Puede que hubiese demasiada luz en la parte de la capilla en la que se tocó. Yo siempre necesito menos luz. Sobre todo cuando K leyó su pequeño discurso, que yo había escrito la noche anterior y que ella ensayó por la mañana. Justo cuando estaba sentado en mi silla, unos segundos antes de empezar el concierto, me entró en las carnes el pánico. Uno miraba todas esas caras y no veía que estuviesen allí para encajar aquellas palabras escritas en ese otro mundo que es la madrugada. De madrugada, a las tantas, uno se arrancaría la piel a tiras si se le diese por creer que es algo justo y necesario. De madrugada se arranca uno la piel a tiras con cualquier excusa. Uno se va arrancando la piel a tiras de madrugada, cuando de día, nadie, ni uno mismo, se arranca la piel a tiras por nada. Ni siquiera las pieles esas próximas a las uñas y que los niños, al arrancárselas, nos presentan como causa de dolores infinitos. Así que esas palabras que leería ella antes del descanso me estropearon el concierto. Pensé en salir corriendo; fue en lo único que pensé. En fin, no se decía nada tremendo en ese papel, pero se decía algo, y ese algo le parecía a uno justo y necesario. Y eso era lo malo; lo justo y necesario de ayer por la noche seguía siendo lo justo y necesario de hoy, pero no del todo. O no de esa manera. La página en blanco le hace creer a uno que tiene mucho que decir, pero el mundo real nos quita las ganas de todo, y sobre todo de decir algo. El mundo real le da uno ganas de callarse. Quizá eran las palabras: cómo reconocía esas palabras, ese orden. Trescientas palabras ordenadas en frases cortas con las que tirarme por un barranco. Era el puto discurso de un Lenin mal dormido y anarquizante, allí, entre tan buena gente pacífica y serena. Por supuesto no era para tanto. Ni de lejos. Vemos un fantasma, dejamos de verlo y por la noche dormimos tan tranquilos. Nacemos, morimos, comemos una empanada de mejillones y aquí no ha pasado nada. Recordaba las palabras de Onetti oídas justo la noche anterior antes de ponerme a escribir: “Las únicas palabras que merecen existir son las palabras mejores que el silencio.” Por lo visto el consejo no me había servido de nada.

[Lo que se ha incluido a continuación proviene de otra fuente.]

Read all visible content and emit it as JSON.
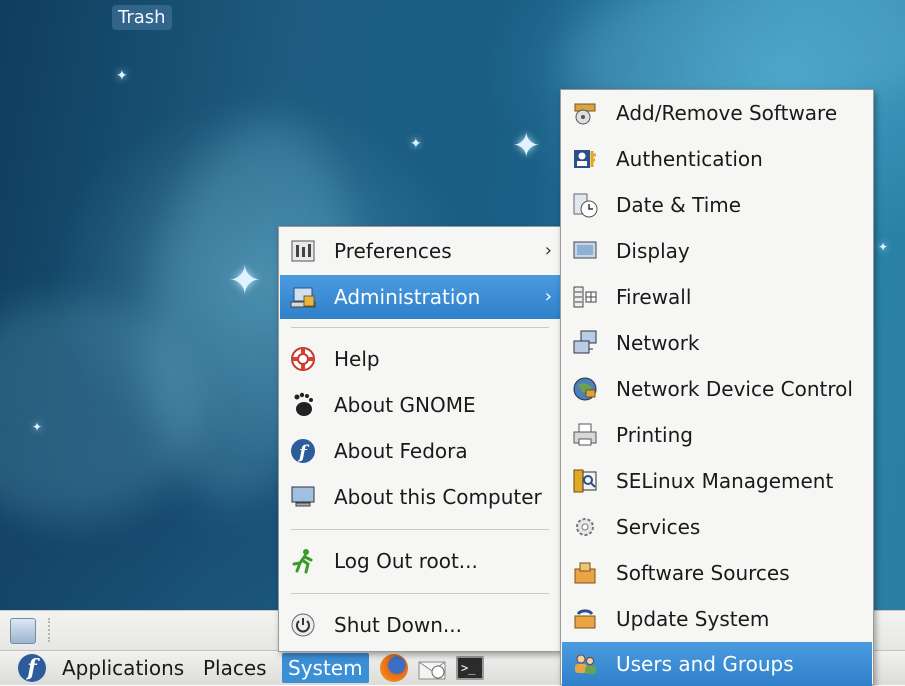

Hubo una cierta expectación; no sabían si levantarse a mear o esperar un ratito. Ella salió con el papel. Leyó muy bien; demasiado bien. Hubiese preferido menos claridad en la vocalización, las palabras menos nítidas, una niebla neutral de agradecimientos. Hubiese preferido que el discurso lo escribiese Deep Blue, el ajedrecista electrónico. D, que me veía con la cabeza escondida tras el cuello del jersey, me tranquilizó al acabar. La gente aplaudió y dos o tres japonesas se me abrazaron llorando, pues a fuerza de llorar van a sacarse de encima todos los tópicos. Aunque tampoco hay que exagerar. Después en la cena soportamos D y yo la cháchara de un cabrón sin escrúpulos sobre el folclore en el norte de Guadalajara, tan cercano a la jota aragonesa. Dos horas viendo a un tipo sudar y masticar empanada de lamprea mientras nos hablaba sin tregua de su tema. Pero fue la penitencia que pagamos porque todo hubiese salido bien, o por las trescientas palabras que leyó K.